Uzbek journalists sacked for criticising state TV coverage of Sardoba dam burst

Jamoliddin Babajanov and Bobur Akmalov. Still image from video on Repost.uz

The editor and lead director of the Uzbek television channel Sport who criticised the state news channel O’zbekiston 24’s coverage of flooding caused by the Sardoba dam burst during a live radio broadcast have been removed from their jobs, a source familiar with the situation told Fergana.

Whether they were fired for any specific contractual violation or themselves chose to resign, the source did not say.

During the course of a football programme on the radio station Oriat Dono, Jamoliddin Babajanov and Bobur Akmalov accused O’zbekiston 24 of propagandistic coverage of the current situation in the flooded districts around the Sardoba reservoir. Sport’s lead director Babajanov commented that, watching O’zbekiston 24, he had got the impression that local residents were glad to have had their properties flooded. “In our country everything is fantastic on paper and on the channel O’zbekiston 24, but in real life everything is totally different,”Babajanov said. The channel’s editor Akmalov agreed with him and compared TV images of beaming Uzbeks with citizens of North Korea.

Akmalov added that he had read that state TV had interviewed locals who had not had their houses flooded and that people whose properties had suffered damage were not taken to meet the president. “You saw on TV that people are happy, the president was met with applause. When you look at them, you think they are citizens of North Korea. People whose homes have been flooded are not happy. But in these images on the streets it’s all smiles, everyone is full and ruddy-cheeked like they’ve just eaten plov. Does this seem likely?” he said.

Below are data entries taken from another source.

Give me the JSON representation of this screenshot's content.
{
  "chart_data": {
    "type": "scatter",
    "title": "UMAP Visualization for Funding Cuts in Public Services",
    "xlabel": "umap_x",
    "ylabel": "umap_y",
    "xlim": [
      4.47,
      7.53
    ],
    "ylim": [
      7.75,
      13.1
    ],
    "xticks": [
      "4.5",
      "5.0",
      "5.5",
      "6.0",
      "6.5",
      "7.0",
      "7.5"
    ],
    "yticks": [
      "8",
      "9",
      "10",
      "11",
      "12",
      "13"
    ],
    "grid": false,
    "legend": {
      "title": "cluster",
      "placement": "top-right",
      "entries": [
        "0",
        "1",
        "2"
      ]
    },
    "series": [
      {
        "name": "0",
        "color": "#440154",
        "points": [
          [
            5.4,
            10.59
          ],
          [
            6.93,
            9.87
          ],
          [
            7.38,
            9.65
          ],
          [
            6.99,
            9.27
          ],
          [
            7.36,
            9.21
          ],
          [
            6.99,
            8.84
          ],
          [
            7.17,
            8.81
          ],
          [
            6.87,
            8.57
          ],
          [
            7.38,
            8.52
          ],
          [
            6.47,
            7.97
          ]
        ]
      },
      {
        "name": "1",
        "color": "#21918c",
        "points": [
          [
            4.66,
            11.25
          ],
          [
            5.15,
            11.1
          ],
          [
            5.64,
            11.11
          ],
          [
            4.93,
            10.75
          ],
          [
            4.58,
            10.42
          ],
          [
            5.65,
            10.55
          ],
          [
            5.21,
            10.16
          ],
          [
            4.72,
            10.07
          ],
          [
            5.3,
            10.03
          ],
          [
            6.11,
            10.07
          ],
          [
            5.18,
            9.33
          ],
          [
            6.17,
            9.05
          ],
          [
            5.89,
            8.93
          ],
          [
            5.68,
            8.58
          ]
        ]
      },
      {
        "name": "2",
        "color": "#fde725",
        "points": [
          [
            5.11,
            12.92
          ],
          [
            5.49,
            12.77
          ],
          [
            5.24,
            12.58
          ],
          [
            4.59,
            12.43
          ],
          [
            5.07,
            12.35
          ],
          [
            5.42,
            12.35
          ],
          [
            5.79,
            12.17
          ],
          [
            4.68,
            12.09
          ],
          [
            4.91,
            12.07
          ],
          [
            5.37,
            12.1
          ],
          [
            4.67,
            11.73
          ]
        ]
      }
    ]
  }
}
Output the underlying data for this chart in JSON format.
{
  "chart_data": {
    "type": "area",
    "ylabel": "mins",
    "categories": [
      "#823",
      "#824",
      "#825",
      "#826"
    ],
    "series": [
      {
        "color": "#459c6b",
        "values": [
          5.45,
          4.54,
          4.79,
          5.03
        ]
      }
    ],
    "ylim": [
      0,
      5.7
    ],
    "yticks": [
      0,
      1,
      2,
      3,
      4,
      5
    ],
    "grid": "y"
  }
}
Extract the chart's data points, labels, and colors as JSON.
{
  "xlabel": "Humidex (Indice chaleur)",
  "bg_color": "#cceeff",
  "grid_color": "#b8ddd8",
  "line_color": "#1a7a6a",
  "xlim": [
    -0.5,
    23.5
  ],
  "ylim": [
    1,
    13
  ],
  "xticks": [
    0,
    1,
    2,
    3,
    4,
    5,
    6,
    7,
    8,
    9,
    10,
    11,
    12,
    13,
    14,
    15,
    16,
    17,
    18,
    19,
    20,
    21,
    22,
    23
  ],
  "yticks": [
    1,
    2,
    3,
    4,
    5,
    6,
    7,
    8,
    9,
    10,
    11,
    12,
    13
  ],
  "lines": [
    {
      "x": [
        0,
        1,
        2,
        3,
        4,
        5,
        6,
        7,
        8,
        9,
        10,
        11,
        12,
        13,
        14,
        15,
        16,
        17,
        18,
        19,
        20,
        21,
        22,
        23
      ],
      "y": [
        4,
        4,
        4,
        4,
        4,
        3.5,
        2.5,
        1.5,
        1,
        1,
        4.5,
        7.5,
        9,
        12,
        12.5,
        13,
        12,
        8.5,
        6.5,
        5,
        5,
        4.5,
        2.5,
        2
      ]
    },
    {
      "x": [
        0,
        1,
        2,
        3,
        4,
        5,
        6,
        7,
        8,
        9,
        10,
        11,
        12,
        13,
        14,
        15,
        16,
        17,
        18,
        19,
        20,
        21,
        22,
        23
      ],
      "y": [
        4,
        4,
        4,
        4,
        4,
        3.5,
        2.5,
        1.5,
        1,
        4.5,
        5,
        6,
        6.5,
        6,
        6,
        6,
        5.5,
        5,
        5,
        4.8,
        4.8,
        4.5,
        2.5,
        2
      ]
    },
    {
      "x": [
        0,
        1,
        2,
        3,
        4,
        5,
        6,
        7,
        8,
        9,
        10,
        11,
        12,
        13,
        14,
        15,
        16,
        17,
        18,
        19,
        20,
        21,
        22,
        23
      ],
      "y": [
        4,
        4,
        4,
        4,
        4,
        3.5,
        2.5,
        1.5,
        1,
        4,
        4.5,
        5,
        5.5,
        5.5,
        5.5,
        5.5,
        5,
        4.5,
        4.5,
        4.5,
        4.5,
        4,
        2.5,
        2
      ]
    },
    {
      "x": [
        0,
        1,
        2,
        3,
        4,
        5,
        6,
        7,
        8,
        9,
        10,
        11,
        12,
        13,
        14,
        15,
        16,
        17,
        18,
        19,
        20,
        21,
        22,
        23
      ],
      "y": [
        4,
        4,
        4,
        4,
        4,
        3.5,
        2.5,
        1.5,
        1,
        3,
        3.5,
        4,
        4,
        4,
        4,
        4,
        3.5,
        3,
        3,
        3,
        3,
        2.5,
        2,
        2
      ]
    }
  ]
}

In response, Alisher Khajaev, the head of the national TV and radio company (of which Sport, like O’zbekiston 24, is part), accused the journalists of violating company ethics, and of “baseless and inappropriate criticism of the work of the greater collective in which they operate, from the platform of another media outlet” and ridiculing and casting doubt on efforts to improve the situation during a testing period for the country. It was ironic, he said, that sports journalists had shown their lack of understanding for the value of team spirit, which sportsmen rate so highly. “Everyone is entitled to express their opinion,” Khajaev wrote, “but if one member of a family (for example one of the brothers) goes to a neighbour’s house and starts speaking ill of his brother then our people will always see this as being contrary to Uzbekness and morality.” He also claimed that CNN and the BBC would fire journalists for taking such actions, before ominously suggesting that the same should happen to Babajanov and Akmalov.

All records of the argument were later deleted from where they were first published: the whole episode of the programme featuring the original critique was removed from the radio site Oriat Dono (excerpts remain on a backup channel on YouTube), and Khojaev’s criticism of his subordinates was removed from his Facebook page (though a copy remains in the Facebook group Xalq bilan Muloqot (Dialogue with the People).

This latest episode come after several previous stories of repressive measures taken against journalists in relation to the Sardoba disaster and will further call into question the Uzbek authorities’ commitment to free speech reform.

Alisher Khajaev headed the Uzbek television and radio company for twelve years between 2005 and 2017. Some commentators and experts took his removal from the post as the beginning of efforts to reform Uzbek television, with new president Shavkat Mirziyoyev announcing that the days of “hurrah-patriotism” on TV were over and that critical and analytical material needed to appear on television screens. However, Khajaev’s first replacement, former minister for the development of IT and communications Khurshid Mirzakhidov, lasted a mere five months, and his replacement managed even less than a month. By August 2017 Khajaev had returned to his former role and has remained in place ever since.